M. K.: Auf dem Camp waren insgesamt um die 100 Personen, aber nicht zur gleichen Zeit. Zur Zeit des Polizeieinsatzes waren einige Teilnehmer:innen auf einer Kräuterwanderung oder halfen einer Nachbarin beim Honigschleudern. Das Wetter war regnerisch und einige Campteilnehmer:innen fuhren früher als geplant ab. Wahrscheinlich waren um die 30 bis 40 Personen vor Ort. Laut Polizei gab es 62 Anzeigen wegen Verwaltungsübertretungen – jede Person wurde doppelt angezeigt. Es soll 32 Identitätsfeststellungen gegeben haben, auch wenn es uns mehr vorkam.

antifa: Also nicht nur die Orga, sondern auch Teilnehmende und sogar Museumsmitarbeitende wurden kontrolliert?

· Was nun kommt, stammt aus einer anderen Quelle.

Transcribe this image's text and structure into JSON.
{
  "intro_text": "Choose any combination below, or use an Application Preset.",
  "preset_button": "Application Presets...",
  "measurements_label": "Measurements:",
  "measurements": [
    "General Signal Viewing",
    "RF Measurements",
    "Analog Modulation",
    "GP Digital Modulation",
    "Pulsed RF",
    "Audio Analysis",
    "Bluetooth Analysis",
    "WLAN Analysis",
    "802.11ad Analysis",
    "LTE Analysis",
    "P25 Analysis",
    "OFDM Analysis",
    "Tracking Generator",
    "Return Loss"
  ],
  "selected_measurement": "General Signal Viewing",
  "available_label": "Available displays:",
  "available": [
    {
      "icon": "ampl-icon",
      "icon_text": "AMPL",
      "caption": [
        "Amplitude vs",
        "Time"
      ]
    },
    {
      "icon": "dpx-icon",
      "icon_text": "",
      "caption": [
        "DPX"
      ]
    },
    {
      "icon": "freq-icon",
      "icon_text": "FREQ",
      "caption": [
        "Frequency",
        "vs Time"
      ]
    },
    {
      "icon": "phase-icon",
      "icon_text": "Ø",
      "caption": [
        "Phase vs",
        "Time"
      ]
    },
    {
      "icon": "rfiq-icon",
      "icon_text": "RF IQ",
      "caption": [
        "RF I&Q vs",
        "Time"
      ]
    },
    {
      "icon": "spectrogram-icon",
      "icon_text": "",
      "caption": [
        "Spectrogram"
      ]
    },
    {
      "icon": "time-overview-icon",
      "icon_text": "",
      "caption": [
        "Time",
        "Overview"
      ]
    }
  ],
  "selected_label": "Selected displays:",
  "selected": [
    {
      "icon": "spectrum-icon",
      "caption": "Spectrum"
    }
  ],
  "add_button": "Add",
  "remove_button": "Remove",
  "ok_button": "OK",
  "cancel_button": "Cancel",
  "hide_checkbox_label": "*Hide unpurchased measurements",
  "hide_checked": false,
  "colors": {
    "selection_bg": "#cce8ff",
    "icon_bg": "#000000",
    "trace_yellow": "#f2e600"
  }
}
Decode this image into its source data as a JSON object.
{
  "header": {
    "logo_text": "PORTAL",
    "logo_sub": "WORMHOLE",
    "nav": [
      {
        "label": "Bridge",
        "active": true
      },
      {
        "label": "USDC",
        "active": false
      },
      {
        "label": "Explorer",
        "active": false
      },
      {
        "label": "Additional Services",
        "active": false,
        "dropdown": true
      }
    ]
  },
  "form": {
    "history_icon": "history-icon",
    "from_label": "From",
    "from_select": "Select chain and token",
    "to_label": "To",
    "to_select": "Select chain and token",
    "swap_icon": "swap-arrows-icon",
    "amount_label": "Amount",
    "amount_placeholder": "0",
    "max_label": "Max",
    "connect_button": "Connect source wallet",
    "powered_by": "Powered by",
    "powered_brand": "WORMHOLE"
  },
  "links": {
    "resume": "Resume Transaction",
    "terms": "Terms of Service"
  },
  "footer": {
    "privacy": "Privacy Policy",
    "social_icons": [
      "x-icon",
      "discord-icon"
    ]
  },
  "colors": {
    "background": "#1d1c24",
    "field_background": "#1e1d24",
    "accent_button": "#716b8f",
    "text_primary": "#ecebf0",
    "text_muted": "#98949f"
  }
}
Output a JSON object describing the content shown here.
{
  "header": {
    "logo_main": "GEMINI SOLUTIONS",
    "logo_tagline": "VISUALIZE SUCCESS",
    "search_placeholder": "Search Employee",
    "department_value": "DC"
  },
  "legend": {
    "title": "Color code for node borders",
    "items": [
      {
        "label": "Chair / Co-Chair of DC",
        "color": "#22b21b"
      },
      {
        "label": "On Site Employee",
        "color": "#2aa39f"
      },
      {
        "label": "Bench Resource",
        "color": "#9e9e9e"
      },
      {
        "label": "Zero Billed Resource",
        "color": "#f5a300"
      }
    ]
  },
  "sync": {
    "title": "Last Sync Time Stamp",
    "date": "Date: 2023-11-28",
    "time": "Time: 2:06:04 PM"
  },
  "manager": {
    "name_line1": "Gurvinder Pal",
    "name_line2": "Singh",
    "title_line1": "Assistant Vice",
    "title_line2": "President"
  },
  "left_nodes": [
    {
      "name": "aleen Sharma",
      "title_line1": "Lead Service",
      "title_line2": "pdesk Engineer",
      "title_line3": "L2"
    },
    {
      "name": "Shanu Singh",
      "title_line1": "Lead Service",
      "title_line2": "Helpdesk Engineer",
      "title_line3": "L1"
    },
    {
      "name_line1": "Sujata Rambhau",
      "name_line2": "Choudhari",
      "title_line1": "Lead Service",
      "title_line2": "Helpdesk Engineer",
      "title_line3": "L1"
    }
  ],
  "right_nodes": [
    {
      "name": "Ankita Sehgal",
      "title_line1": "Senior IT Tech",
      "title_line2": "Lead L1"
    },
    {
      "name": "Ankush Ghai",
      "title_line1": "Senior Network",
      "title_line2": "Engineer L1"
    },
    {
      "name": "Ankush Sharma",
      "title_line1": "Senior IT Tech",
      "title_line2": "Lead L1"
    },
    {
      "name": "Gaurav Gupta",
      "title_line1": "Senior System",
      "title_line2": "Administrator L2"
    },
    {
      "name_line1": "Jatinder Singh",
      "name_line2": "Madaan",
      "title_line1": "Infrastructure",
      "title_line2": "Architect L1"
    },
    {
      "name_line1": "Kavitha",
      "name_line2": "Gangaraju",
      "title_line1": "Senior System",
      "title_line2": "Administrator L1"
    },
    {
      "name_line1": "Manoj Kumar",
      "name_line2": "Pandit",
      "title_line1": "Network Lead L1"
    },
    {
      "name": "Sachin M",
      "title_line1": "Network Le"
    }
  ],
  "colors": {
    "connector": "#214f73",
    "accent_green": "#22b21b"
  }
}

Z. H.: Ja, auch die Vermittlerin des Museums, die einfach ihrer Arbeit nachgehen wollte und gerade mit Besucher:innen beschäftigt war, wurde als Erste kontrolliert und vor den Gästen schikaniert. Der Museumsbetrieb wurde massiv gestört, die Gäste waren schockiert über den Polizeieinsatz und fragten, ob sie irgendwie helfen könnten.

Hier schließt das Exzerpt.